Tra il frastuono di mille conflitti che la cancrena capitalista e imperialista sta disseminando ormai in tutto il mondo, l’annientamento sistemico del popolo palestinese, periodicamente, cade in sordina e i riflettori si spengono come a rappresentare la calata del sipario e la fine deludente di uno spettacolo. Ma non è così, lo spettacolo continua e gli attori son sempre gli stessi: l’odioso mostro sionista e la terra di Palestina.
Proprio in questi giorni in Francia si sono ritrovati 26 paesi di tutto il mondo tra cui i membri del Consiglio di Sicurezza dell’Onu e rappresentanti Onu e Ue per, a loro avviso, arrivare a concludere l’ennesimo trattato di pace e ridiscutere la famosa opzione dei due Stati. Il solito teatrino, per spettatori ingenui, che dura ormai da decenni, mentre nel frattempo l’occupazione dei coloni si espande con l’annessione sempre più spudorata di terra palestinese e lo sterminio del suo popolo.
Mentre i signori del mondo facevano finta di occuparsi di Palestina, Ansar hussam Harasha, una 25enne, è stata uccisa nell’ennesimo, presunto, attacco col coltello verso i soldati sionisti in un check-point. La donna è morta dissanguata perché i soldati hanno impedito alle ambulanze di raggiungere il posto e soccorrerla. Fino ad oggi, dall’inizio dell’anno, sono 200 i palestinesi uccisi in situazioni simili e sono ormai a decine le testimonianze, con video e foto, che dimostrano che i coltelli non esistono o compaiano nelle mani dei soldati mentre li sistemano vicino ai corpi delle loro vittime, anche se il punto non è cercare la verità sull’uso dei coltelli o meno, perché un popolo prossimo allo sterminio ha il diritto di giocarsi tutte le carte, incluse quelle riguardanti i coltelli.

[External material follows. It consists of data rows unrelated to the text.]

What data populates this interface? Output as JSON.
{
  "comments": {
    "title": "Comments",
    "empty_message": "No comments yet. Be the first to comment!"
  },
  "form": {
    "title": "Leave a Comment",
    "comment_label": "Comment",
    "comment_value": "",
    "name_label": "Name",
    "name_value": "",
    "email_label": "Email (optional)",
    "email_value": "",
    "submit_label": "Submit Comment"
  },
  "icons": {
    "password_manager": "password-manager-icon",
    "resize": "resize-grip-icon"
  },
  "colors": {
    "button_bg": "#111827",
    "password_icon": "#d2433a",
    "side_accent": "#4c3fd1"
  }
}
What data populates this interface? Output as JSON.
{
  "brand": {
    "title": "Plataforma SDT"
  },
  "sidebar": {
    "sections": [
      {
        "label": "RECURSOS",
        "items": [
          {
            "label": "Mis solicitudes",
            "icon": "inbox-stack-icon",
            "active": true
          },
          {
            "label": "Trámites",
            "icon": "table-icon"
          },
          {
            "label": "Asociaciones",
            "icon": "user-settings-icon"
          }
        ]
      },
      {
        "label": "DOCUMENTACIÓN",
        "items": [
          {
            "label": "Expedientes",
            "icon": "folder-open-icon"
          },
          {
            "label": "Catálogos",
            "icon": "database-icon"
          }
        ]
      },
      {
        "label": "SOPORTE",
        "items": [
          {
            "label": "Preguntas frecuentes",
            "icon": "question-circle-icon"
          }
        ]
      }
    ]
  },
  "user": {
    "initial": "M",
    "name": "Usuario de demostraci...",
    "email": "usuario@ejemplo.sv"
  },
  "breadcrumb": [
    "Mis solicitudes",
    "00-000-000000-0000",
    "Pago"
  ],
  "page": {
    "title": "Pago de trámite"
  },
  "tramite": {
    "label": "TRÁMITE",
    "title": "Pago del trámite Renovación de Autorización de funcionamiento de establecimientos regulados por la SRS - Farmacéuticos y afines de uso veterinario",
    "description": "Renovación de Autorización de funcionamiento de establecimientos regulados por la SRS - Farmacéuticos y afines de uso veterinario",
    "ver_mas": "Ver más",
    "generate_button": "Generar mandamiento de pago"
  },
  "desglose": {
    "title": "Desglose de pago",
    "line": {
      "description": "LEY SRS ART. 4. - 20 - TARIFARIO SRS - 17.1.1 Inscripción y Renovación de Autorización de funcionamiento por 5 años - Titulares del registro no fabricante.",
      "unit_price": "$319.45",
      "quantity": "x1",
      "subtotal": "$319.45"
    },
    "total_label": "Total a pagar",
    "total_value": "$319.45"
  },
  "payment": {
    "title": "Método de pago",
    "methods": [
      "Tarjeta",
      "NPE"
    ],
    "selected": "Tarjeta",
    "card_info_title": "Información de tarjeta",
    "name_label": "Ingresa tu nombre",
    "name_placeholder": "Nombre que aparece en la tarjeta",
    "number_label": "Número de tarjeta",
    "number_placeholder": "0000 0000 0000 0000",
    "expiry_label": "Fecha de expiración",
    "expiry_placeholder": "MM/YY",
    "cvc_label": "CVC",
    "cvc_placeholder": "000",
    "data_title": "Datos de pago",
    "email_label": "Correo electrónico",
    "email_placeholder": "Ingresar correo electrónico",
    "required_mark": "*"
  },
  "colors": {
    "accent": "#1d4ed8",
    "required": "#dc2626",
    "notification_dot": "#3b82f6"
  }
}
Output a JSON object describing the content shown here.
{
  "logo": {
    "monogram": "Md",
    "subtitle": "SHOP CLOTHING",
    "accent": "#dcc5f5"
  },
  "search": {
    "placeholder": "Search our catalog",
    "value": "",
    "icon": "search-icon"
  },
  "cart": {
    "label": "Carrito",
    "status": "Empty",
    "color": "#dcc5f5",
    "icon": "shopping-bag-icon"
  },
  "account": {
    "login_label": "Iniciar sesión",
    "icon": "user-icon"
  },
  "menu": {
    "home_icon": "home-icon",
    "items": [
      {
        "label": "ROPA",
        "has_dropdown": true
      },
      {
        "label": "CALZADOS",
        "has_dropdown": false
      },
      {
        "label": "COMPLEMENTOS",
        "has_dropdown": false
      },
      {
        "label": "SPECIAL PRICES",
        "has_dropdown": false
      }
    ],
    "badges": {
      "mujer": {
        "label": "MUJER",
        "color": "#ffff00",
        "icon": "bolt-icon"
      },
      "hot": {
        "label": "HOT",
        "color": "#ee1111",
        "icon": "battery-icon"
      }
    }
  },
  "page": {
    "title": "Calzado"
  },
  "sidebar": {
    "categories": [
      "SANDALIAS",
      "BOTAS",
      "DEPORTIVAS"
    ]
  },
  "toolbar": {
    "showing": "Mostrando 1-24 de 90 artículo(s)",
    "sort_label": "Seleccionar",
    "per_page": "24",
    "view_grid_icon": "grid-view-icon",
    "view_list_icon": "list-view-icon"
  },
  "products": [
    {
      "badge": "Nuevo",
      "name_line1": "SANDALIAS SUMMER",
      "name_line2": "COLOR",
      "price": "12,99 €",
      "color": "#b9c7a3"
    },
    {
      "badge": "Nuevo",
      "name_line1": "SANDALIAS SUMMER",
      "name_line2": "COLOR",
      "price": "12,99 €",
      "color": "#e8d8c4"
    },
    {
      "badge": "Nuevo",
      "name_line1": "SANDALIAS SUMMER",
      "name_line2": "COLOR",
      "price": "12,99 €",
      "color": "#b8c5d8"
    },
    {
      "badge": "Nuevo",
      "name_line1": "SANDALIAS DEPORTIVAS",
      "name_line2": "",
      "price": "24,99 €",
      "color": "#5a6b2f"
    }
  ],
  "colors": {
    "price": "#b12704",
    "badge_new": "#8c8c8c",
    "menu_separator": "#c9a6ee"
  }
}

E’ bene ricordare, inoltre, che mentre si chiacchiera su possibili accordi di pace, l’occupante in terra di Palestina racchiude nelle sue prigioni i più giovani detenuti politici al mondo, come Shadi Farrah di 12 anni che è rinchiuso nelle galere di israele da sei mesi, in attesa di processo, come se fosse normale arrestare, processare o condannare un bambino di 12 anni. La madre del giovane detenuto può visitarlo una sola volta alla settimana, per motivi di sicurezza …
Tra devastazioni, omicidi, incarcerazioni e soprusi di ogni genere che il popolo palestinese deve subire quotidianamente, emerge la dignità di un popolo, il suo coraggio di andare avanti e di affrontare una resistenza che probabilmente ha pochi paragoni nella storia, e in questo contesto esistono mille storie di uomini e donne, giovani e bambini che con la loro forza riescono ad uscire fuori dai confini della barbarie.
Una di queste storie è quella di Mosab abu Toha di 24 anni che vive a Gaza City e ha lanciato una campagna internazionale per far arrivare da tutto il mondo libri in Palestina, e poter aprire una biblioteca pubblica nella Striscia, dove vivono un milione e ottocento mila persone ed esistono solo quattro biblioteche, semi distrutte. Impresa resa difficile dal fatto che dopo le operazioni militari sioniste di “Piombo Fuso” e “Margine Protettivo” a Gaza, quasi tutti gli edifici pubblici sono ancora macerie, polvere e desolazione.
Chi vuole saperne di più sulla raccolta libri può contattare Mosab, usando la pagina Fb: Library & Bookshop For Gaza.
Poi c’è la storia di Janna Jihad Ayyad, una bambina di 10 anni che vive nel villaggio di Nabi Salih in Cisgiordania e coltiva il suo sogno di fare la giornalista e quotidianamente pubblica su facebook e su You Tube la tragedia del suo popolo, visionando e mettendo in rete immagini che una bambina come lei non dovrebbe mai vedere, in modo che il mondo, come lei stessa dice “veda ciò che stanno facendo alla mia gente”… Anche questa è resistenza.